Half a day and over night made this dough quintuple in volume, so I was pleased. It looked like I was on track for the correct volume and texture that’s characteristic of panettone.
After setting the first dough to ferment I conditioned the raisins by washing and rinsing them in water several times until the water was clean. Straining them to allow excess water to drain away and store them in the fridge until needed the next day.
The next phase was to assemble the Final Dough by building the final dough production stages which consisted of the following Liquid Final Dough, Sugar Final dough, Butter Final dough and Aroma Final dough.
The water listed in the liquid final dough is added after the other ingredients of this stage are all incorporated. Adding this water then – after the other liquids are added – enables us to ensure the dough has the correct consistency. It has an adjusting function. The dough should be soft and somewhat viscous.
To start with, the flour and mature first dough are added to the mixer, with a small amount of the liquid final dough to form a smooth paste. Add the remainder of the yolk and honey. Very soon after this point, I added the sugar final dough. Salt was added soon after. When all those ingredients are incorporated the aroma ingredients were added.
Incorporate the butter in much the same way as with the first dough until the dough is elastic and well developed. This is where a small amount of water can be added to effect the desired consistency and viscosity. If it doesn’t need more, then fine, don’t add it or add only as much as you need.
The fruit is folded through on slow speed as it’s soft and we don’t want to break it, only distribute it evenly, so keep an eye on the mixer and judge it visually.

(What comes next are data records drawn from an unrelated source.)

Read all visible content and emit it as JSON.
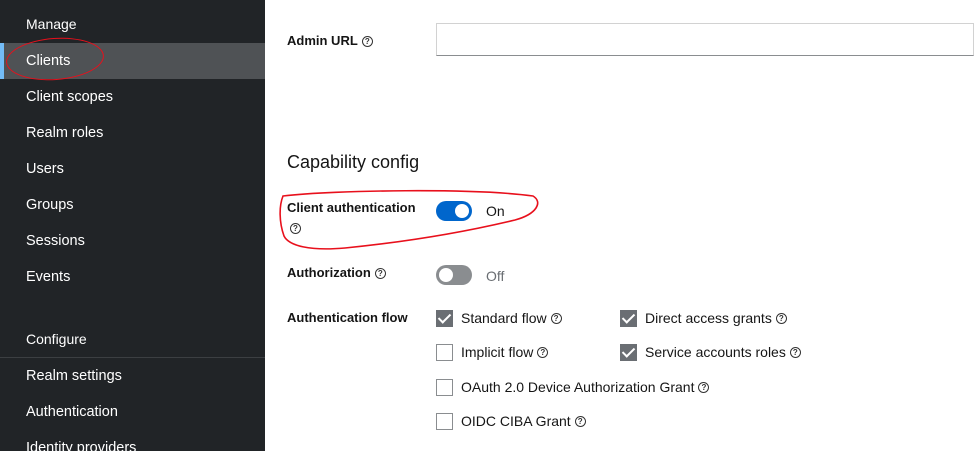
{
  "sidebar": {
    "manage_title": "Manage",
    "manage_items": [
      {
        "label": "Clients"
      },
      {
        "label": "Client scopes"
      },
      {
        "label": "Realm roles"
      },
      {
        "label": "Users"
      },
      {
        "label": "Groups"
      },
      {
        "label": "Sessions"
      },
      {
        "label": "Events"
      }
    ],
    "configure_title": "Configure",
    "configure_items": [
      {
        "label": "Realm settings"
      },
      {
        "label": "Authentication"
      },
      {
        "label": "Identity providers"
      }
    ],
    "active_item": "Clients"
  },
  "form": {
    "admin_url": {
      "label": "Admin URL",
      "value": ""
    },
    "capability_heading": "Capability config",
    "client_auth": {
      "label": "Client authentication",
      "state": "On",
      "enabled": true
    },
    "authorization": {
      "label": "Authorization",
      "state": "Off",
      "enabled": false
    },
    "auth_flow": {
      "label": "Authentication flow",
      "options": [
        {
          "label": "Standard flow",
          "checked": true
        },
        {
          "label": "Direct access grants",
          "checked": true
        },
        {
          "label": "Implicit flow",
          "checked": false
        },
        {
          "label": "Service accounts roles",
          "checked": true
        },
        {
          "label": "OAuth 2.0 Device Authorization Grant",
          "checked": false
        },
        {
          "label": "OIDC CIBA Grant",
          "checked": false
        }
      ]
    }
  },
  "icons": {
    "help": "?"
  },
  "colors": {
    "sidebar_bg": "#212427",
    "active_bg": "#4f5255",
    "switch_on": "#0066cc",
    "switch_off": "#8a8d90",
    "annotation": "#e8101c"
  }
}
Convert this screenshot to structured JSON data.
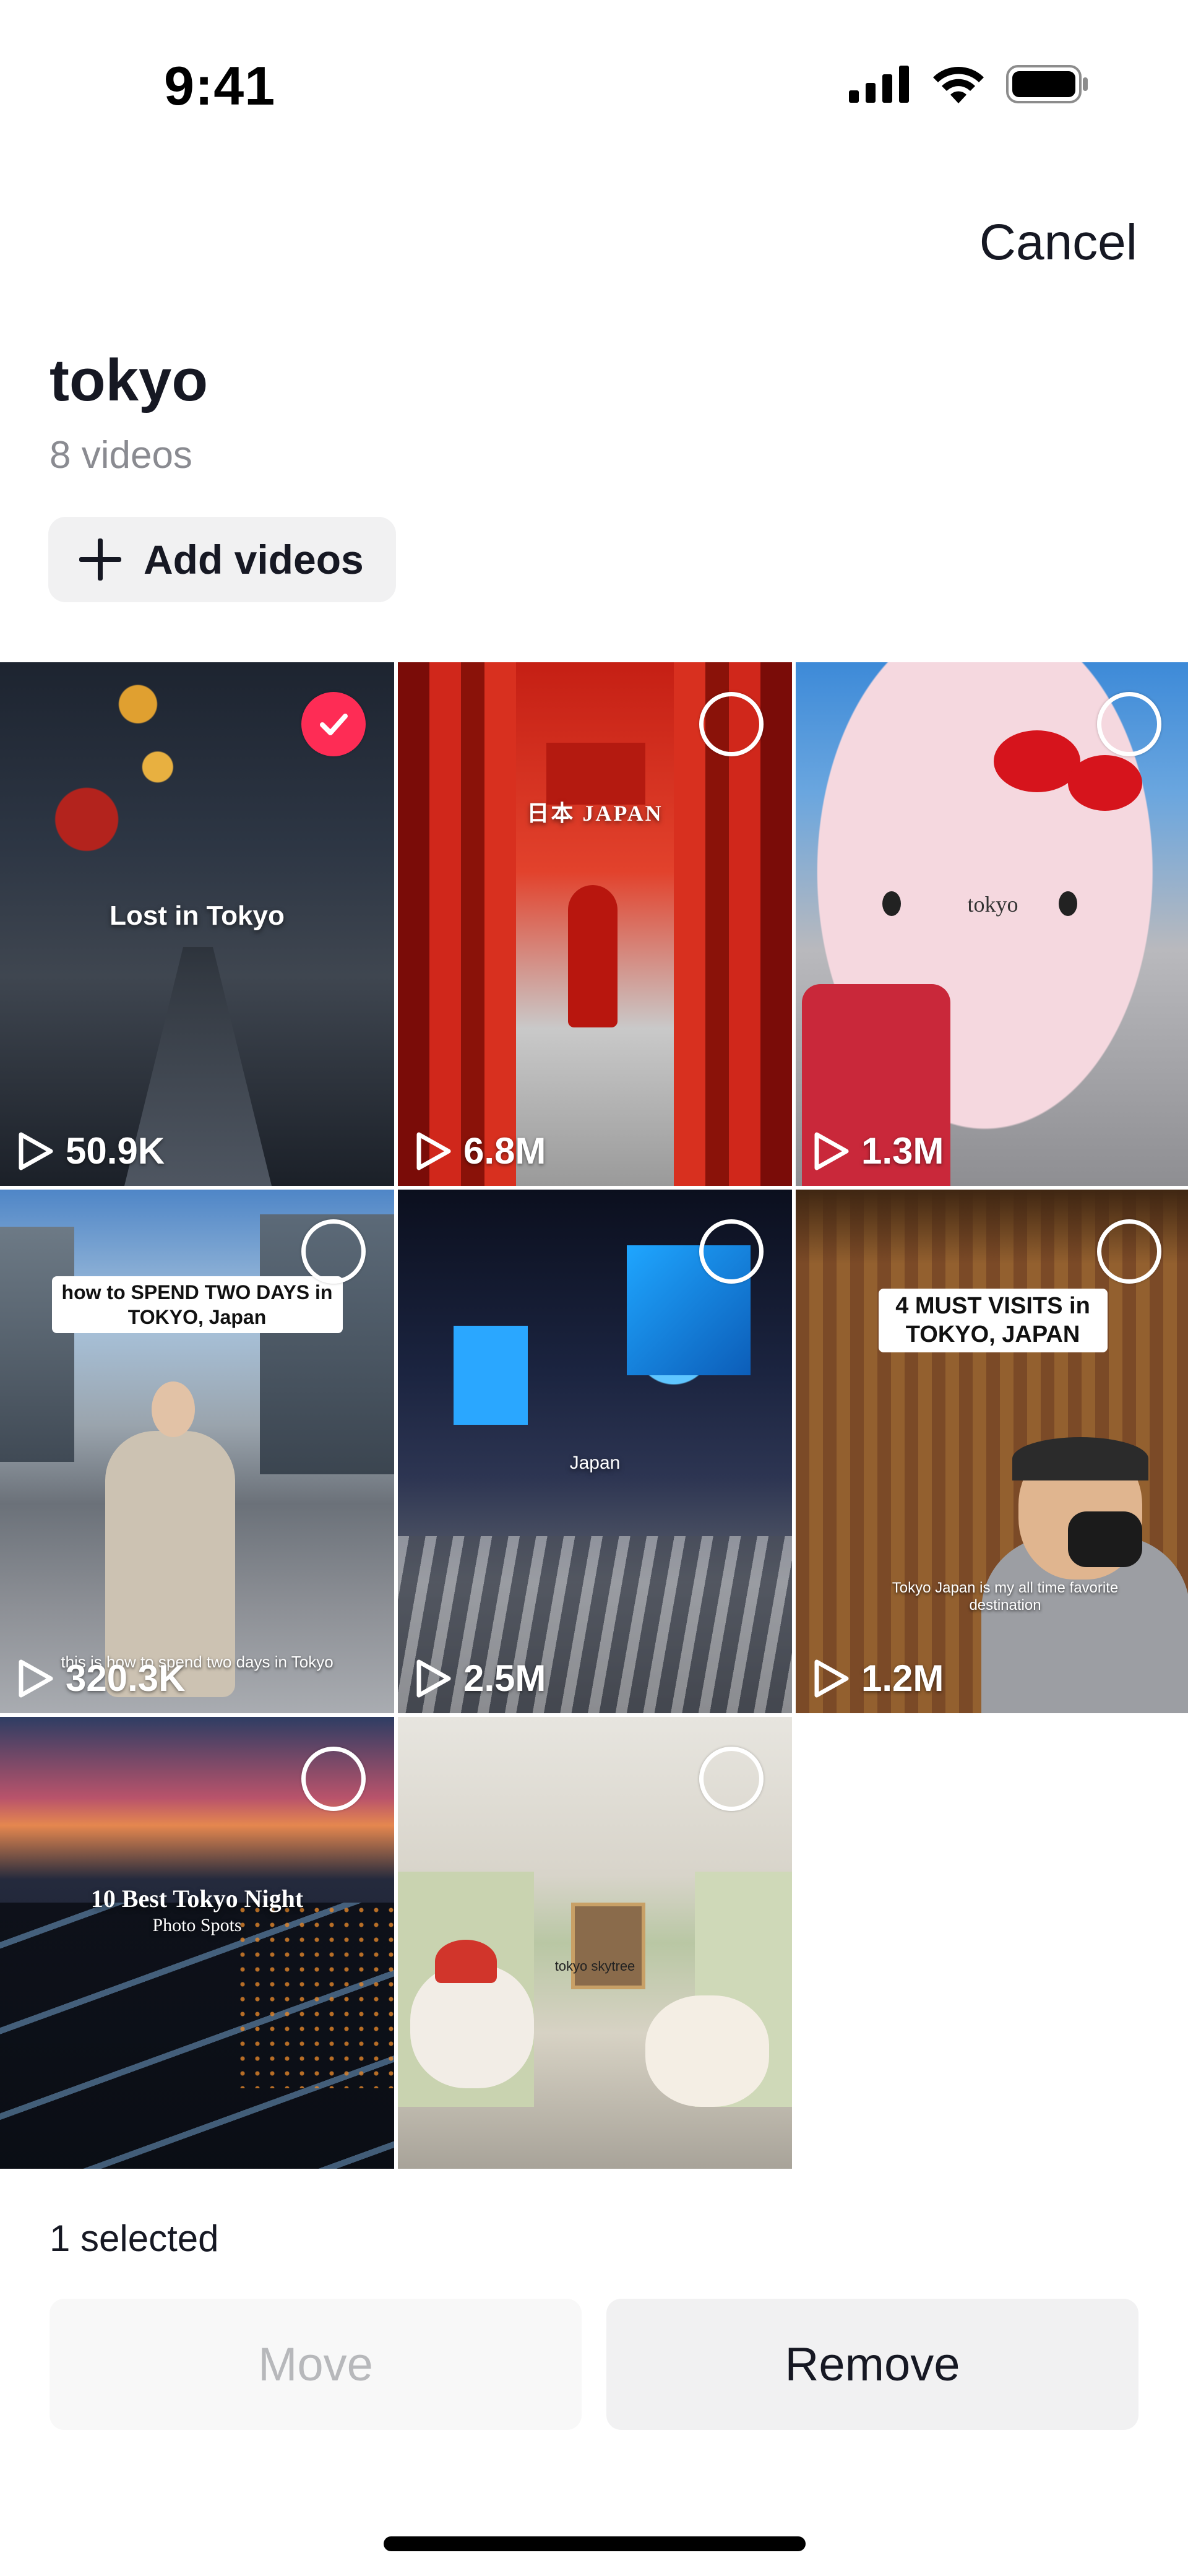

By now the dough should be glossy, soft but elastic and strong. Allow to bulk ferment for 1 hour, then divide into 700g pieces for 45 minutes of intermediate proof.
Panettone papers have designated sizes and although the ones I used were for 750g dough weight I used 700g dough pieces.
After 45 minutes, tension the dough by rounding it on the bench much the same as you would for any soft, well developed bread dough for final moulding. Moulding panettone for the first time can present a challenge but using care and importantly the correct technique makes it easy.
After 8 hours of final proof, the amaretto prepared a few minutes earlier to piping consistency, is piped on the top surface and topped with almonds and pearled sugar.
The dough should be half to 3/4 of the way up the paper sides, as a good panettone has lots of ovenspring or expansion in the oven.
The armaretto is easy to make, just add the ingredients to a mixing bowl and whisk until its a smooth viscous paste able to be piped. Add more or less egg whites for the consistency you want.
Dough pieces topped with armaretto will really “jump” in the oven if the dough has been conditioned correctly by the fermentation stages with a well conditioned starter.
Every oven is different so the finer adjustments of temperature and time comes with knowing the idiosyncrasies of your oven. I baked on 170°C for approximately 45 minutes.
On exiting the oven the bamboo skewers are put into the bottom sides immediately so they can hang upside down preventing them from collapsing, to allow the crumb to set. Overnight is best away from drafts. This “hanging” also allows the moisture, that dissipates as baked goods cool, to be retained within the paper mould and eventually equalise throughout the entire crumb. This contributes to the pleasant mouth feel of well made panettone.
Nicely expanded panettone, with its pleasant characteristic flavour and aroma, is an achievement and the work involved makes the reward that much more satisfying!!
Good luck with your Christmas baking and enjoy the festive season from us at Bread Boss.